Poland has also worked hard to place legal strictures on Nord Stream 2. In 2016, Poland’s antitrust regulators forced Gazprom’s European partners to withdraw from the consortium constructing Nord Stream 2 on the grounds that doing so would grant Gazprom too much control over the Polish natural gas market. In response, the five European companies involved decided to finance just 50 percent of the pipeline, but the Polish regulator has now argued that even this reduced stake may violate the country’s antitrust rules. As a result, the body opened another antitrust investigation against the five firms on May 10 in the hopes of drying up Nord Stream 2’s financing even further.
Berlin’s best hope of seeing Nord Stream 2 through to fruition is to exert more diplomatic pressure in Moscow to provide concessions that will assuage the worries of the naysayers.
Confronted by the powerful threats from Washington and Warsaw, as well as the anger in Kiev, Berlin has softened its position, arguing now that Ukraine must receive guarantees that it is a transit state. In this, Berlin’s best hope of seeing Nord Stream 2 through to fruition is to exert more diplomatic pressure in Moscow to provide concessions that will assuage the worries of the naysayers.

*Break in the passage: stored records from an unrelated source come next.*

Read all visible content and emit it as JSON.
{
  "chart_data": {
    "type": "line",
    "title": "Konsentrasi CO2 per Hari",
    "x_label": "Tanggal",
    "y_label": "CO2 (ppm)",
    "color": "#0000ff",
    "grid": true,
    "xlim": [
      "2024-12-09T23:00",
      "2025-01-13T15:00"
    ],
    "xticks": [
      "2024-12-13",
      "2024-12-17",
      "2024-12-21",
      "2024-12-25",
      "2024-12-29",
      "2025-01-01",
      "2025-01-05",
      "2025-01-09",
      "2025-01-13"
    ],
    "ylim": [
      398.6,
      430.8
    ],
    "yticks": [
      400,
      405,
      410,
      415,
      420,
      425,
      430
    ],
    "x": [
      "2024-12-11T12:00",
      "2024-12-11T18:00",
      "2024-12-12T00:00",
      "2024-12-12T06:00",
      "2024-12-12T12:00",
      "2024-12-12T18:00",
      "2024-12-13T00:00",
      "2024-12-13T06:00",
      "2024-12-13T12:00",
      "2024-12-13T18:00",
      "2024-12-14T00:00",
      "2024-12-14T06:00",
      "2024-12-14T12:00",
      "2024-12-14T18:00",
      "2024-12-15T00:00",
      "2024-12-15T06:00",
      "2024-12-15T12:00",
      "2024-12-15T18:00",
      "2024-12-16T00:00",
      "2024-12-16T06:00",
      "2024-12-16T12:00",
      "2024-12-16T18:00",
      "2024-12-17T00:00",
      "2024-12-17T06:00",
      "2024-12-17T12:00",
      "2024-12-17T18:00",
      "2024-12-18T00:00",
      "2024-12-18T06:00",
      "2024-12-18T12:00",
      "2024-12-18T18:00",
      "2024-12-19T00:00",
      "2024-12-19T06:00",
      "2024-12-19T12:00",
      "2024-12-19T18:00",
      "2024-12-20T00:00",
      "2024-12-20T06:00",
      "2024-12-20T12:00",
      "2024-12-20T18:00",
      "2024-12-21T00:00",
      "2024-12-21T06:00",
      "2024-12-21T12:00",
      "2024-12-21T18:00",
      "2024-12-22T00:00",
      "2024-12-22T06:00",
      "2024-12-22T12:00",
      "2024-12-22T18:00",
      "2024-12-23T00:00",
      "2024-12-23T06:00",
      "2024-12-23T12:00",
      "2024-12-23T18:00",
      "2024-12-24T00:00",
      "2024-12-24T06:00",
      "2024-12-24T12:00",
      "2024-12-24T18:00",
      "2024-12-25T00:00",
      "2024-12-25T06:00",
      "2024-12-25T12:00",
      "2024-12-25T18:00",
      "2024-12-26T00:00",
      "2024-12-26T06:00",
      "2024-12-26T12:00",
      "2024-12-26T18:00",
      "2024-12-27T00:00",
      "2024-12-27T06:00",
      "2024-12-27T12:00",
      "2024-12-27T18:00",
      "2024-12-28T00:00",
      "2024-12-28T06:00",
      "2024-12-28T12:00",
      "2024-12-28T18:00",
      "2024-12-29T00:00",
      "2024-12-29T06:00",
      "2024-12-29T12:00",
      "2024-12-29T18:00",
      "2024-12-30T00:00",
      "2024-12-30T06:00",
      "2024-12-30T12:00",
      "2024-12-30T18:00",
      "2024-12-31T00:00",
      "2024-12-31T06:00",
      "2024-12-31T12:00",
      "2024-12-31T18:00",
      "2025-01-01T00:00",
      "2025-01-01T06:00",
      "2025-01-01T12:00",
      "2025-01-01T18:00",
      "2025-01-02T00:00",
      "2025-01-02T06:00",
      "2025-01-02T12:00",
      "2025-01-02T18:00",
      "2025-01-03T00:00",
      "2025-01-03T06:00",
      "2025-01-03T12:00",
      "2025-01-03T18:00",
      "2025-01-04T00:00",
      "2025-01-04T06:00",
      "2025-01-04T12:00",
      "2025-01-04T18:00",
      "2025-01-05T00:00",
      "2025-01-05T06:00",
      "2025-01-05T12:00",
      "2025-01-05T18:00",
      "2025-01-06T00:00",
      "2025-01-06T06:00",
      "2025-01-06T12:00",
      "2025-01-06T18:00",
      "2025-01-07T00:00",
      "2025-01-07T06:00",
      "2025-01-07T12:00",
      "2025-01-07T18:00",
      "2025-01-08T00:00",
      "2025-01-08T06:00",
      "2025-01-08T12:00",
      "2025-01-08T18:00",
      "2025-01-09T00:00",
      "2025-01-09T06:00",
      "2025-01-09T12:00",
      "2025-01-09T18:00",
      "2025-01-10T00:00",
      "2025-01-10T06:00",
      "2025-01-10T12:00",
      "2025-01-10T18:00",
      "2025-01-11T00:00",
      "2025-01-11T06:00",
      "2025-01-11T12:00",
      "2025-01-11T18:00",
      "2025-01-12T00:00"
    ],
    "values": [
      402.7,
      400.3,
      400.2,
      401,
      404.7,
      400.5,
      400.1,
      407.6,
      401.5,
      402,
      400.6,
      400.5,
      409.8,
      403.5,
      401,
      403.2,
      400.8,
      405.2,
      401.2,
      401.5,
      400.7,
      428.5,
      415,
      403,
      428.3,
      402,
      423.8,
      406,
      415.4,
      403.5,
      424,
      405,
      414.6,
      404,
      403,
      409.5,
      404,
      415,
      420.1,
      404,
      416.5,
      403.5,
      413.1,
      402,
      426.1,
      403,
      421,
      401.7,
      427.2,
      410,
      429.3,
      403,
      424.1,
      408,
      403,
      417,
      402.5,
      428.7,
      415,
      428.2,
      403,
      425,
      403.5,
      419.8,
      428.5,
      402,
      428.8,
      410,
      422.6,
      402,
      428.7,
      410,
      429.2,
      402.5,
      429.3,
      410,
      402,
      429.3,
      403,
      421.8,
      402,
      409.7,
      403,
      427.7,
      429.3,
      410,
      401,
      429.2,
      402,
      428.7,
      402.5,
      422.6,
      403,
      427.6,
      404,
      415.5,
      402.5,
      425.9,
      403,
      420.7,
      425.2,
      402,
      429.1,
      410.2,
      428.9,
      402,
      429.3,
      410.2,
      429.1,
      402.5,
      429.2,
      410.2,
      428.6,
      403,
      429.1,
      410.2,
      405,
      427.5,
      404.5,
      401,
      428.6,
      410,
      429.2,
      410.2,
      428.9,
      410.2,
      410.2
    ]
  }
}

But no perfect compromise solution exists on the political front. The United States, Poland and Ukraine all argue that even long-term guarantees are useless, since no measures can prevent Russia from abusing its position of power even if alternative pipelines are constructed. Such intransigence puts Germany in an awkward position as it considers how to approach the present U.S. administration. Because Washington has tied Nord Stream 2’s future to any potential trade deal with the European Union, Germany appears to have little choice but to scale back its support for the pipeline and ease the worries of its allies near and far. In so doing, Berlin might decide that the battle it wishes to pick with Washington doesn’t revolve around an energy pipeline.